Надя шагнула вперед, а потом назад.
– Ты заметила, что паркет здесь скрипит в тех же местах?
– Ты что, помнишь, где здесь скрипит паркет?
– Выходит, помню.
Спустившись вниз, подруги заглянули в библиотеку. На звук открывающейся двери из-за стеллажей появилась библиотекарь Инга, длинноволосая блондинка с большими печальными глазами.
– Здравствуйте, вы нас помните? Мы тут учились, – поприветствовала ее Марина.
– Конечно, помню, – ответила Инга. – А сейчас здесь какими судьбами?
– Соскучились. В гости пришли.
В библиотеке приятно пахло, книгами, пылью, и чем-то еще – это был неуловимый запах родного дома, в который приходят спрятаться от житейских бурь. По крайней мере, так казалось Наде. Она оглянулась, будто бы проверяя, все ли на месте: шкафы с книгами, выдвижные ящички с каталогами, подписанные по алфавиту, низенький столик и пара маленьких диванчиков, окруженных стеклянными стеллажами.

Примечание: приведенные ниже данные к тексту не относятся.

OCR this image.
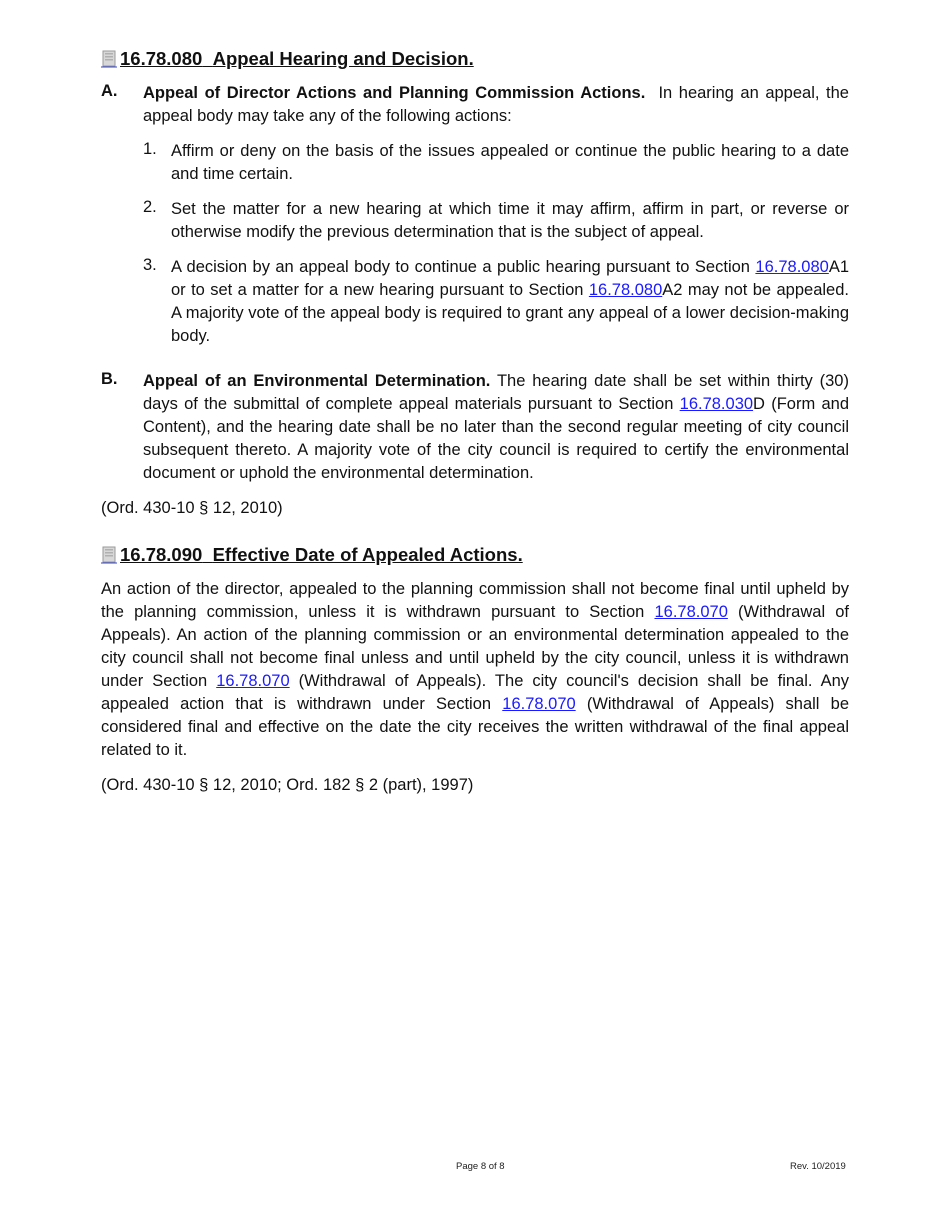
16.78.080
Appeal Hearing and Decision.
A.	Appeal of Director Actions and Planning Commission Actions. In hearing an appeal, the appeal body may take any of the following actions:

1. Affirm or deny on the basis of the issues appealed or continue the public hearing to a date and time certain.

2. Set the matter for a new hearing at which time it may affirm, affirm in part, or reverse or otherwise modify the previous determination that is the subject of appeal.

3. A decision by an appeal body to continue a public hearing pursuant to Section 16.78.080A1 or to set a matter for a new hearing pursuant to Section 16.78.080A2 may not be appealed. A majority vote of the appeal body is required to grant any appeal of a lower decision-making body.

B.	Appeal of an Environmental Determination. The hearing date shall be set within thirty (30) days of the submittal of complete appeal materials pursuant to Section 16.78.030D (Form and Content), and the hearing date shall be no later than the second regular meeting of city council subsequent thereto. A majority vote of the city council is required to certify the environmental document or uphold the environmental determination.

(Ord. 430-10 § 12, 2010)

16.78.090
Effective Date of Appealed Actions.

An action of the director, appealed to the planning commission shall not become final until upheld by the planning commission, unless it is withdrawn pursuant to Section 16.78.070 (Withdrawal of Appeals). An action of the planning commission or an environmental determination appealed to the city council shall not become final unless and until upheld by the city council, unless it is withdrawn under Section 16.78.070 (Withdrawal of Appeals). The city council's decision shall be final. Any appealed action that is withdrawn under Section 16.78.070 (Withdrawal of Appeals) shall be considered final and effective on the date the city receives the written withdrawal of the final appeal related to it.

(Ord. 430-10 § 12, 2010; Ord. 182 § 2 (part), 1997)

Page 8 of 8	Rev. 10/2019
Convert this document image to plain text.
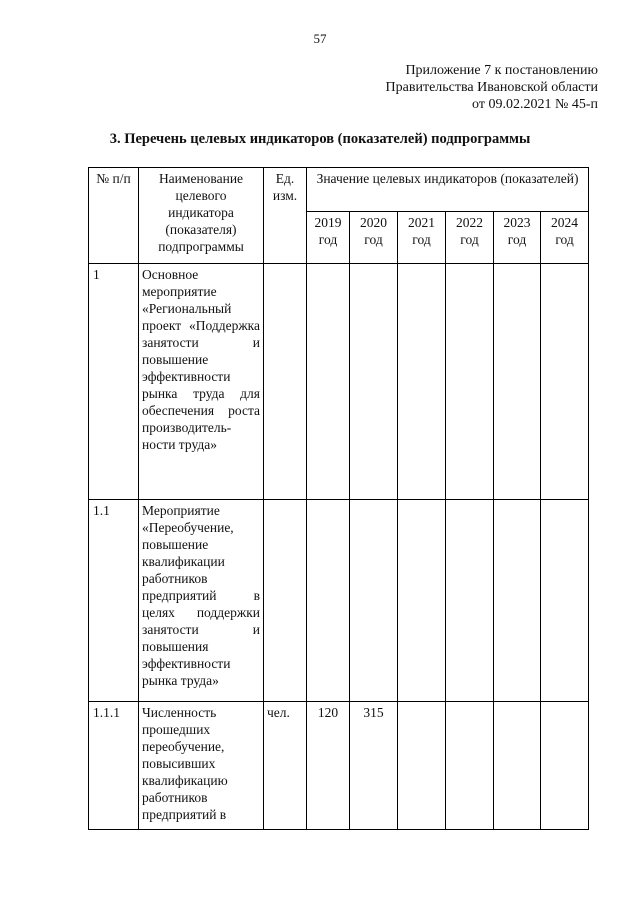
57
Приложение 7 к постановлению
Правительства Ивановской области
от 09.02.2021 № 45-п
3. Перечень целевых индикаторов (показателей) подпрограммы
№ п/п	Наименование целевого индикатора (показателя) подпрограммы	Ед. изм.	Значение целевых индикаторов (показателей)					
			2019 год	2020 год	2021 год	2022 год	2023 год	2024 год
1	Основное мероприятие «Региональный проект «Поддержка занятости и повышение эффективности рынка труда для обеспечения роста производитель-ности труда»							
1.1	Мероприятие «Переобучение, повышение квалификации работников предприятий в целях поддержки занятости и повышения эффективности рынка труда»							
1.1.1	Численность прошедших переобучение, повысивших квалификацию работников предприятий в	чел.	120	315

Поговорив с Ингой, они поднялись на первый этаж и вышли во двор.
– Давай немного посидим здесь, – предложила Надя.
Они подошли к длинной деревянной скамейке, покрашенной в зеленый цвет.
– Скамейка, милая скамейка, – Надя погладила черное узорчатое основание, переходящее от прочных изогнутых ножек к спинке лукавым завитком.
– «Мисюсь, где ты!» – поддразнила ее Марина.
– Ой, ладно! Можно подумать, у тебя по-другому. Садись.
– И у меня так же.
Марина села и пригладила свои волосы, которые снова отросли ниже плеч.
– Смотри, – она подобрала маленький желтый лист. – Вроде лето только началось.
– А помнишь, нам Ларичев, когда работал здесь дворником, рассказывал про два листопада – первый летний, второй – осенний?
– Да, было дело. А помнишь, как я шла по двору Лита, вся такая влюбленная и счастливая – и подкидывала к небу кольцо от Ветрова? Простое серебряное колечко с узором. Я так его любила…
– А где оно сейчас?
– В шкафу, за книгами. Хотела выбросить и не смогла. Вот, лежит, из той жизни. От мужа прячу, хотя он вообще не поймет – что это. Стас совсем другой… Ну вот, иду я здесь, и вдруг… Оно не упало. Я испугалась, посмотрела вверх – кольцо мое повисло на ветке, причем так высоко, что никак не достать.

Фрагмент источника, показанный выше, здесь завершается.